Underlying the Dalcroze practice is the philosophy that:

  • The body is the locus of experience and expression
  • Personal development relies on building a harmonious relationship between one’s physical experience and one’s emotions and intellect
  • Musical rhythm is a direct expression of the human soul, gestures and thought, and is the ideal medium for the education of the whole person (See The Dalcroze Identity, pages 8–9.)

A Dalcroze education is an education for and through music, that uses the following principles:

  • Music as the motivator, stimulator and regulator
  • Movement as the primary means for learning (body as instrument)
  • Active listening
  • Continuous adaptation in response to spatial, social and musical circumstances
  • Balancing of time, space and energy for musical and physical ease and expression
  • Discovery-based learning
  • Experience before analysis
  • Imagination, improvisation and invention
  • Play
  • Social interaction

Within a Dalcroze class, you’ll see a number of characteristic strategies.

These include exercises in quick reaction, canons in sound and motion, time-space-energy explorations, improvisation by both the teacher and students, and others. The exercises are often structured like games, where students respond to changing musical cues given by a teacher, who is typically improvising music for the exercises. Dalcroze teachers adjust the level of challenge in real time by altering their improvisation to match the level of the students, to reflect or correct students’ movement with sound, and to provide just enough surprises to keep students on their toes (sometimes literally).

Observing a demonstration eurhythmics class taught by Jaques-Dalcroze, playwright George Bernard Shaw wrote:

Jaques-Dalcroze, like Plato, believes in saturating his pupils with music. They walk to music, play to music, work to music, obey drill commands that would bewilder a guardsman to music, think to music, live to music, get so clearheaded about music that they can move their several limbs each in a different metre until they become complicated living magazines of cross rhythms, and, what is more, make music for others to do all these things to. … His school is so fascinating that every woman who sees it exclaims “Oh, why was I not taught like this!” and elderly gentlemen excitedly enrol themselves as students and distract classes of infants by their desperate endeavors to beat two in a bar with one hand and three with the other, and start off on earnest walks round the room, taking two steps backward whenever Monsieur Dalcroze calls out “Hop!”

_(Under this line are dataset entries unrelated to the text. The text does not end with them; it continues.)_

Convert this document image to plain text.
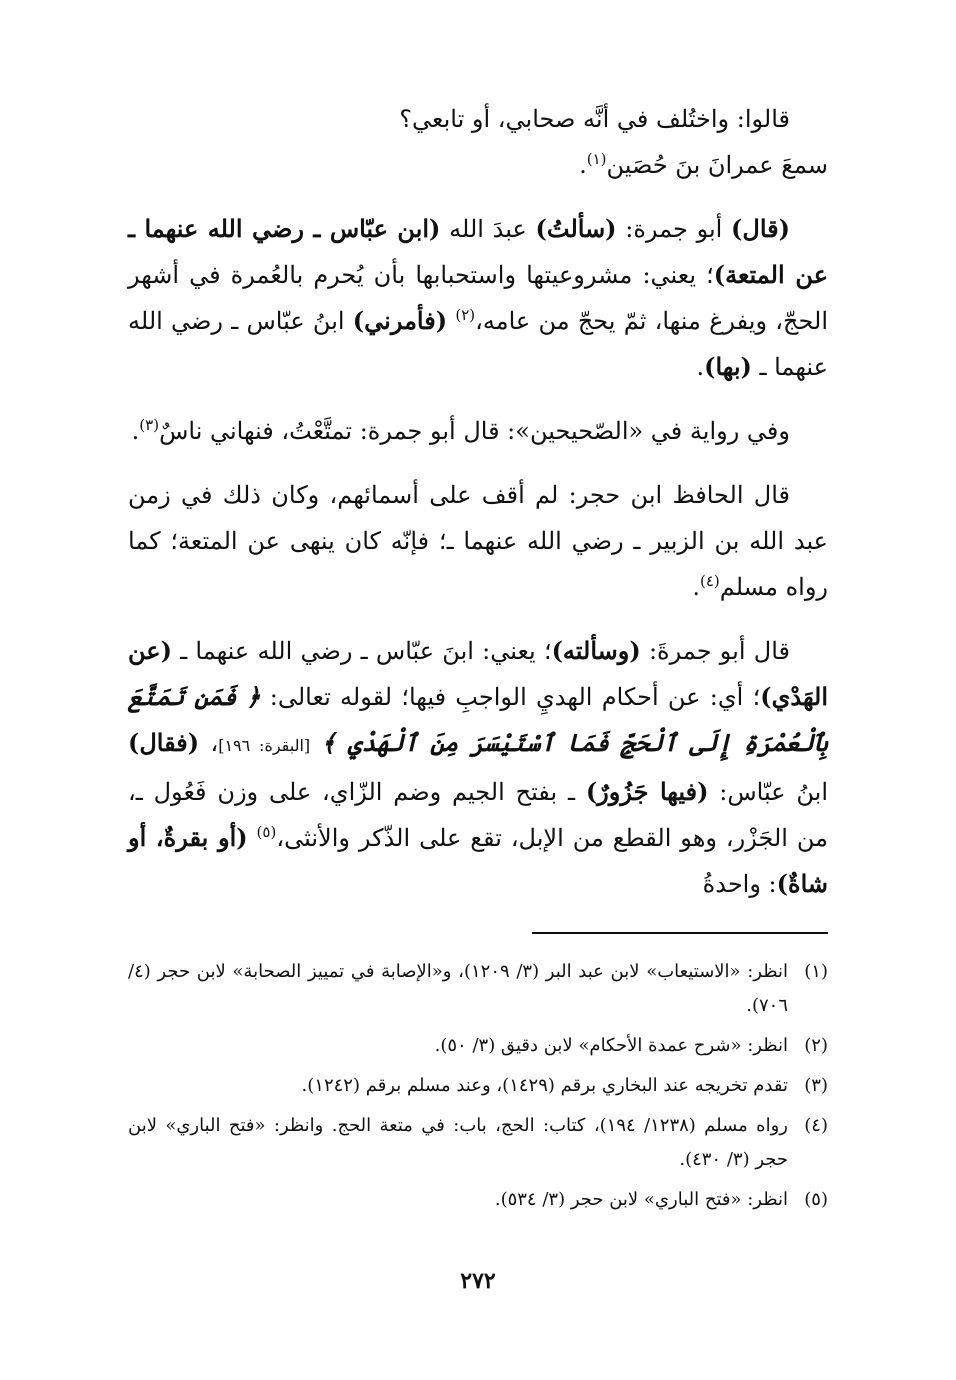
قالوا: واختُلف في أنَّه صحابي، أو تابعي؟
سمعَ عمرانَ بنَ حُصَين$^{(١)}$.

(قال) أبو جمرة: (سألتُ) عبدَ الله (ابن عبّاس ـ رضي الله عنهما ـ عن المتعة)؛ يعني: مشروعيتها واستحبابها بأن يُحرم بالعُمرة في أشهر الحجّ، ويفرغ منها، ثمّ يحجّ من عامه،$^{(٢)}$ (فأمرني) ابنُ عبّاس ـ رضي الله عنهما ـ (بها).

وفي رواية في «الصّحيحين»: قال أبو جمرة: تمتَّعْتُ، فنهاني ناسٌ$^{(٣)}$.

قال الحافظ ابن حجر: لم أقف على أسمائهم، وكان ذلك في زمن عبد الله بن الزبير ـ رضي الله عنهما ـ؛ فإنّه كان ينهى عن المتعة؛ كما رواه مسلم$^{(٤)}$.

قال أبو جمرةَ: (وسألته)؛ يعني: ابنَ عبّاس ـ رضي الله عنهما ـ (عن الهَدْي)؛ أي: عن أحكام الهديِ الواجبِ فيها؛ لقوله تعالى: ﴿ فَمَن تَمَتَّعَ بِٱلْعُمْرَةِ إِلَى ٱلْحَجِّ فَمَا ٱسْتَيْسَرَ مِنَ ٱلْهَدْيِ ﴾ [البقرة: ١٩٦]، (فقال) ابنُ عبّاس: (فيها جَزُورٌ) ـ بفتح الجيم وضم الزّاي، على وزن فَعُول ـ، من الجَزْر، وهو القطع من الإبل، تقع على الذّكر والأنثى،$^{(٥)}$ (أو بقرةٌ، أو شاةٌ): واحدةُ

(١)
انظر: «الاستيعاب» لابن عبد البر (٣/ ١٢٠٩)، و«الإصابة في تمييز الصحابة» لابن حجر (٤/ ٧٠٦).
(٢)
انظر: «شرح عمدة الأحكام» لابن دقيق (٣/ ٥٠).
(٣)
تقدم تخريجه عند البخاري برقم (١٤٢٩)، وعند مسلم برقم (١٢٤٢).
(٤)
رواه مسلم (١٢٣٨/ ١٩٤)، كتاب: الحج، باب: في متعة الحج. وانظر: «فتح الباري» لابن حجر (٣/ ٤٣٠).
(٥)
انظر: «فتح الباري» لابن حجر (٣/ ٥٣٤).
٢٧٢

Shaw, George Bernard. “Schoolmasters of Genius,” from A Treatise on Parents and Children. 1910

As Shaw’s observations suggest, the Dalcroze practice goes beyond just teaching music. It seeks to harmonize all of the elements of our inner emotional and intellectual being with the reality of our human bodies in a world of physics and ever-changing external circumstances. And it uses music as the medium for this education.

It’s because of this that we say a Dalcroze education is both a musical education and also an education of the whole human. As composer Frank Martin wrote:

It puts into play simultaneously the main activities of our being: 

  • First attention: you must not let anything slide of the music which you are hearing and instantly recording;
  • next intelligence, for you must understand and analyze what you’ve heard;
  • then sensitivity, you must feel the music you’ve heard, let yourself be open to the movement of the music;
  • finally the body puts it in action, and, by its more or less adept movements to the music proves that you’ve been attentive, heard and understood, and been sensitive as well.



    It is in this simultaneous and constant correspondence of the work of the mind and of the body that you will find the release and joy which comes without fail from a good lesson in Eurhythmics.
Frank Martin, “La rythmique Jaques-Dalcroze” (conference presentation), 1953 Congrès international d’Education musicale in Brussels, trans. Gregory Ristow.